Reputation: 401
I am wondering of I can consolidate some code into one PROC SQL
statement instead of several back-to-back SQL
statements.
I am using macro to calculate the age of a participant at date of consent for a study, similar to what is provided here and here. I tried to troubleshoot the functionality of macros, and I calculated the total weight of a baby at birth in ounces using the %sum macro (which works great...). However, when trying to calculate age, the macros don't work.
However, if I use the macros in a new SQL
statement, it works fine.
The code below works:
%macro months(somedate,birth);
intck('month',&birth,&somedate)
- (day(&somedate) < day(&birth))
%mend months;
%macro days(somedate,birth);
intck('day',&birth,&somedate)
- (day(&somedate) < day(&birth))
%mend days;
%macro sum(part1, part2);
&part1*16 + &part2
%mend sum;
********** bringing in data from outside tables ;
proc sql;
create table demos as
select x.*, infcondt2 as c_dt,
y.*, datepart(visitdt) as v_dt format date9. ,
datepart(birthdt) as b_dt format date9. ,
birthweightlbs as lbs,
birthweightoz as oz,
lbs*16 + oz as tot_oz,
%sum(lbs,oz) as tot_oz_m
from enrolled as x,
demographics as y
where x.center = y.center and x.id = y.id ;
quit;
********** calculating age in months and in days ;
proc sql;
create table demos2 as
select * ,
%months(c_dt, b_dt) as age_m ,
%days(c_dt, b_dt) as age_d
from demos;
quit;
********** creating age groupings by months: 0-3 and 3-6 ;
proc sql;
create table demos3 as
select * ,
case
when age_m le 3 then 1
when age_m le 6 and age_m gt 3 then 2
else 3
end as age_interval
from demos2;
quit;
Is there any way to consolidate it into a single statement?

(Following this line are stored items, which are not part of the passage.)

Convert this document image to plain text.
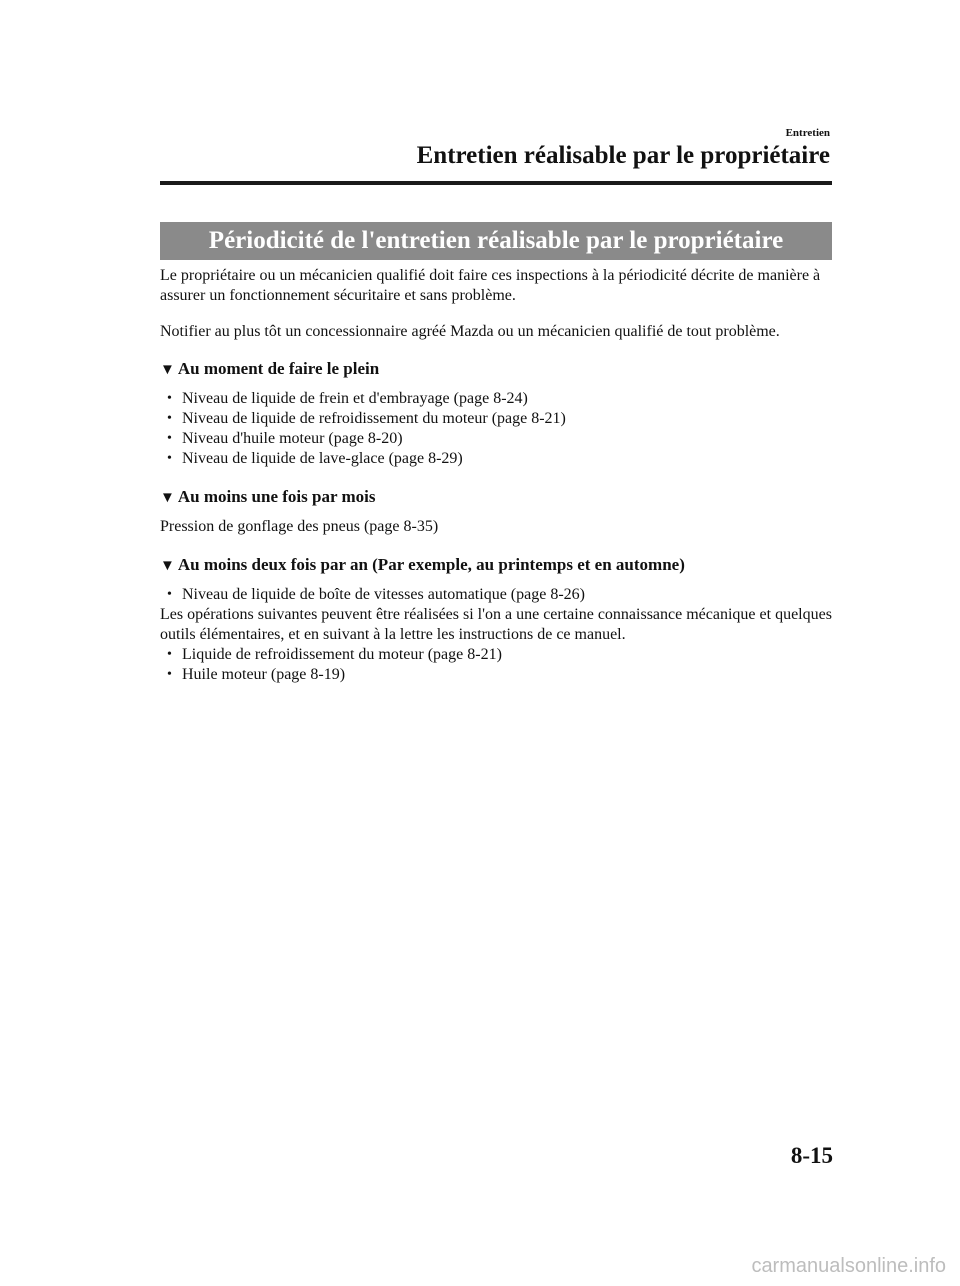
Entretien
Entretien réalisable par le propriétaire
Périodicité de l'entretien réalisable par le propriétaire

Le propriétaire ou un mécanicien qualifié doit faire ces inspections à la périodicité décrite de manière à assurer un fonctionnement sécuritaire et sans problème.

Notifier au plus tôt un concessionnaire agréé Mazda ou un mécanicien qualifié de tout problème.

▼ Au moment de faire le plein
• Niveau de liquide de frein et d'embrayage (page 8-24)
• Niveau de liquide de refroidissement du moteur (page 8-21)
• Niveau d'huile moteur (page 8-20)
• Niveau de liquide de lave-glace (page 8-29)
▼ Au moins une fois par mois

Pression de gonflage des pneus (page 8-35)

▼ Au moins deux fois par an (Par exemple, au printemps et en automne)
• Niveau de liquide de boîte de vitesses automatique (page 8-26)

Les opérations suivantes peuvent être réalisées si l'on a une certaine connaissance mécanique et quelques outils élémentaires, et en suivant à la lettre les instructions de ce manuel.

• Liquide de refroidissement du moteur (page 8-21)
• Huile moteur (page 8-19)
8-15
carmanualsonline.info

Something like:
proc sql;
create table demos as
select x.*, infcondt2 as c_dt,
y.*, datepart(visitdt) as v_dt format date9. ,
datepart(birthdt) as b_dt format date9. ,
birthweightlbs as lbs,
birthweightoz as oz,
lbs*16 + oz as tot_oz,
%sum(lbs,oz) as tot_oz_m,
%months(c_dt, b_dt) as age_m,
%days(c_dt, b_dt) as age_d,
case
when age_m le 3 then 1
when age_m le 6 and age_m gt 3 then 2
else 3
end as age_interval
from enrolled as x,
demographics as y
where x.center = y.center and x.id = y.id ;
quit;
Upvotes: 2
Views: 1482
Reputation: 63424
If you want to use a field that was previously created in the same SQL statement, you need to use the calculated
keyword. IE:
proc sql;
select age*2 as double_Age, calculated double_age/2 as normal_age from sashelp.class;
quit;
Calculated is only needed when there is an actual calculation - ie, for b_Dt. c_dt is only a rename of infcondt2, so you can use c_dt (or infcondt2) interchangeably, and cannot use CALCUALTED.
data test;
input dt1 :date9. dt2 :date9.;
datalines;
01JAN2010 01FEB2011
01DEC2011 03FEB2012
;;;;
run;
%macro months(somedate,birth);
intck('month',&birth,&somedate) - (day(&somedate) < day(&birth))
%mend months;
proc sql;
create table test2 as
select dt1 -1 as b_dt, dt2 as c_dt, %months(calculated b_dt, c_dt) as third
from test;
quit;
That said, you no longer need to adjust for day-of-month if you have 9.2 or sooner - look at the documnentation for INTCK. There is an optional argument (in 9.3 it's called METHOD, I think 9.2 calls it something different) that allows you to force it to use a continuous month-concept rather than a discrete concept (counting first-of-the-months is discrete, for example, as the default used to be).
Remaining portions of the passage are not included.